In contrast to ectoparasitic fleas and flies, scabies mites cannot jump or fly, but they can crawl at a rate of 2.5 cm/min on warm, moist skin (see Fig. 293.1 ). They can survive for 24 to 36 hours at room temperature and average humidity and remain capable of infesting humans. Scabies is most easily transmitted by skin-to-skin contact, as with sex partners and children playing, as well as health care providers examining highly infectious patients with crusted scabies. High-risk sexual behaviors for contracting scabies include sporadic sexual contacts and men who have sex with men. Scabies mites have not been demonstrated to transmit HIV, HTLV-1, or any other infectious agent. The more mites there are on a human host, the greater is the risk for transmission by close direct contact, more so than by indirect contact with fomites, such as shared bedding and clothing. Although rare, indirect transmission of scabies occurs and is more common in immunocompromised hosts with AIDS, in family members of an index atypical (crusted) case, and within the institutional settings described.
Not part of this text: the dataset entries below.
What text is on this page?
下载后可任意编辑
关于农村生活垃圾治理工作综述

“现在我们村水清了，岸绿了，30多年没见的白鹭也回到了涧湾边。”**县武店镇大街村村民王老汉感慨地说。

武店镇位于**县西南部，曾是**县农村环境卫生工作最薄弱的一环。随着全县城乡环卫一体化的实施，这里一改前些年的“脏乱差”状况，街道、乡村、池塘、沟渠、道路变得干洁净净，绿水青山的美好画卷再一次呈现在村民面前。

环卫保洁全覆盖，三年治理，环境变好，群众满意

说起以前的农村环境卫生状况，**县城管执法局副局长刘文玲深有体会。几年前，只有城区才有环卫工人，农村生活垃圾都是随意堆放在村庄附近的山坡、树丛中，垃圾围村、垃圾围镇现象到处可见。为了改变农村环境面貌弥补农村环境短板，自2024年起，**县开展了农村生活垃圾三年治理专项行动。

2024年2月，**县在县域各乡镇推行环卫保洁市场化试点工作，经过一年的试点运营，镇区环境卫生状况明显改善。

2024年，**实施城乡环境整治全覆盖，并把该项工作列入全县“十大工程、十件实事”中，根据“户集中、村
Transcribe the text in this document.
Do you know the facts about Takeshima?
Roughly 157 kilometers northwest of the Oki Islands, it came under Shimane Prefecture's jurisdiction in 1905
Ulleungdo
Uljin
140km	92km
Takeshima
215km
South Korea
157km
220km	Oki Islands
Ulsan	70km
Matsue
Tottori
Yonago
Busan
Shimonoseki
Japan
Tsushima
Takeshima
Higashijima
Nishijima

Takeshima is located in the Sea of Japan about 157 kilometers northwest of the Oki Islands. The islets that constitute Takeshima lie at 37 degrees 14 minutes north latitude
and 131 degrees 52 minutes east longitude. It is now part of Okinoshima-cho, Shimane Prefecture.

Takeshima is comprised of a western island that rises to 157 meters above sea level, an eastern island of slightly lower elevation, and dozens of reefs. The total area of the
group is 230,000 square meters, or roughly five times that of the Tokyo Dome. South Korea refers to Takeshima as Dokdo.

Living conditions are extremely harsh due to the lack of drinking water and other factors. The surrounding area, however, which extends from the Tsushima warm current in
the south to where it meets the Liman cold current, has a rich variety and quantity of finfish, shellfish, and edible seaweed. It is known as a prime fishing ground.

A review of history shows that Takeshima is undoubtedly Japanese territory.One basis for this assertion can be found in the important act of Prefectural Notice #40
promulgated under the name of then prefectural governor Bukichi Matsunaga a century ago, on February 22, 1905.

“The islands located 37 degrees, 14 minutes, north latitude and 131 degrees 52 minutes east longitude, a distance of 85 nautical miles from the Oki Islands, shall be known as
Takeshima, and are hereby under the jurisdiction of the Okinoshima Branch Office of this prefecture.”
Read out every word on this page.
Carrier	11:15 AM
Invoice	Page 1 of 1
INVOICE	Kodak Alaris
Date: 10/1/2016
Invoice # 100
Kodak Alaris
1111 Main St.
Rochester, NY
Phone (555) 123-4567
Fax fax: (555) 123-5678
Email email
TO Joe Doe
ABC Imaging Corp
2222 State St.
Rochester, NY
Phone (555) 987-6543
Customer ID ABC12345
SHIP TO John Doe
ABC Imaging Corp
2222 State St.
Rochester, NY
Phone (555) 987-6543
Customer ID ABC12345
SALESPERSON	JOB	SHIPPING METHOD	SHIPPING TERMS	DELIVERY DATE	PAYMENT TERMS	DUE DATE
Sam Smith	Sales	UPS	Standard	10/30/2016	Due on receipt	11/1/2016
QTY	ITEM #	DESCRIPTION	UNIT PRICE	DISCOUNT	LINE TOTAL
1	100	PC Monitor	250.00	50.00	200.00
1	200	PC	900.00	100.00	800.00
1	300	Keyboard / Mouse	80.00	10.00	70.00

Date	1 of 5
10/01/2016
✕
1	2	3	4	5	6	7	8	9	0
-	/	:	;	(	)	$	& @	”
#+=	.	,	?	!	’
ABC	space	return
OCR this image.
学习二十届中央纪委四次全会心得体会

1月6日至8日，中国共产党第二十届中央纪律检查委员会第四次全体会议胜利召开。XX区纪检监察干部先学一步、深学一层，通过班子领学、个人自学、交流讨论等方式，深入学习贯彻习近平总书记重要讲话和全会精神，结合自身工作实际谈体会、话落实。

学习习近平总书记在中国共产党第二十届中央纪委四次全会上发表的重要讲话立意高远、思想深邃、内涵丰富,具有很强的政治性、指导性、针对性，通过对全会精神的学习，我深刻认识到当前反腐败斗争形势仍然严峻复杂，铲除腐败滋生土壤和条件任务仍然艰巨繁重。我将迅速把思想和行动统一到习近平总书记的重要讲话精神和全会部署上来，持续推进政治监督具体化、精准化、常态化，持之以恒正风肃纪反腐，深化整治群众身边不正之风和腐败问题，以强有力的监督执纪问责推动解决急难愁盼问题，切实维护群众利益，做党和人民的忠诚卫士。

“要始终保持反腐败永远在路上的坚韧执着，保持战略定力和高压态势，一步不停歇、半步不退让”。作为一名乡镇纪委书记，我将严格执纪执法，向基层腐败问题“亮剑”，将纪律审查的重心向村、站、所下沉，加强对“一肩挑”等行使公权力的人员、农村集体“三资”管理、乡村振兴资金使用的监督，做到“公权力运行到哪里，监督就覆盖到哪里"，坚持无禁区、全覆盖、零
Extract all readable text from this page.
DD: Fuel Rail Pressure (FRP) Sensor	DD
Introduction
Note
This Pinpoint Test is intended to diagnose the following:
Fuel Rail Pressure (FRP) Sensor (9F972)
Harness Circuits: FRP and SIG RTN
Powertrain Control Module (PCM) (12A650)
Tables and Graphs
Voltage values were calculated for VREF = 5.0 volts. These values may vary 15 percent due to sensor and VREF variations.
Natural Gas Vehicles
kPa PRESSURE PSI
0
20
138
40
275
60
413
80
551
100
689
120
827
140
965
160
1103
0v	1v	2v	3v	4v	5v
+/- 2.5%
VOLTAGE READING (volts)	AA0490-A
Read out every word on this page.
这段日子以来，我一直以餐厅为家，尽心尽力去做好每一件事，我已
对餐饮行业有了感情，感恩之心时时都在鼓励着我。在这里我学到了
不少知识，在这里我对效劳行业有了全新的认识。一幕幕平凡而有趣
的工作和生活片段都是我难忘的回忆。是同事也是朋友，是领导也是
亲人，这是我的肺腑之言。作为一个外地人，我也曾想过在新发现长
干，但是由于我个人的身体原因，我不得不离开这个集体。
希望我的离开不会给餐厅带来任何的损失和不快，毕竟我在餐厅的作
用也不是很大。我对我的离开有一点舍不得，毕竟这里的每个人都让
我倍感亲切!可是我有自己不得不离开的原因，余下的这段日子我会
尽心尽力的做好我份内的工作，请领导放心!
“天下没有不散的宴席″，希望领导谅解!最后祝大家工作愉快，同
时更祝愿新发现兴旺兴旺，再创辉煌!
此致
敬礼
Several nonhuman species of sarcoptic mites can cause animal scabies with itching, inflammation, and hair loss. Animal scabies occurs commonly in domestic pets and animals, especially in cats, dogs, pigs, horses, and camels. Immunocompromised individuals may also contract animal scabies from domestic animals, usually dogs, with sarcoptic mange. Animal scabies mites are facultative ectoparasites in humans and cannot effectively complete their life cycles in human (dead-end) hosts. Infections are usually self-limited in humans but can be treated successfully, if indicated, with 5% permethrin lotion, 10% crotamiton cream or lotion, or oral ivermectin.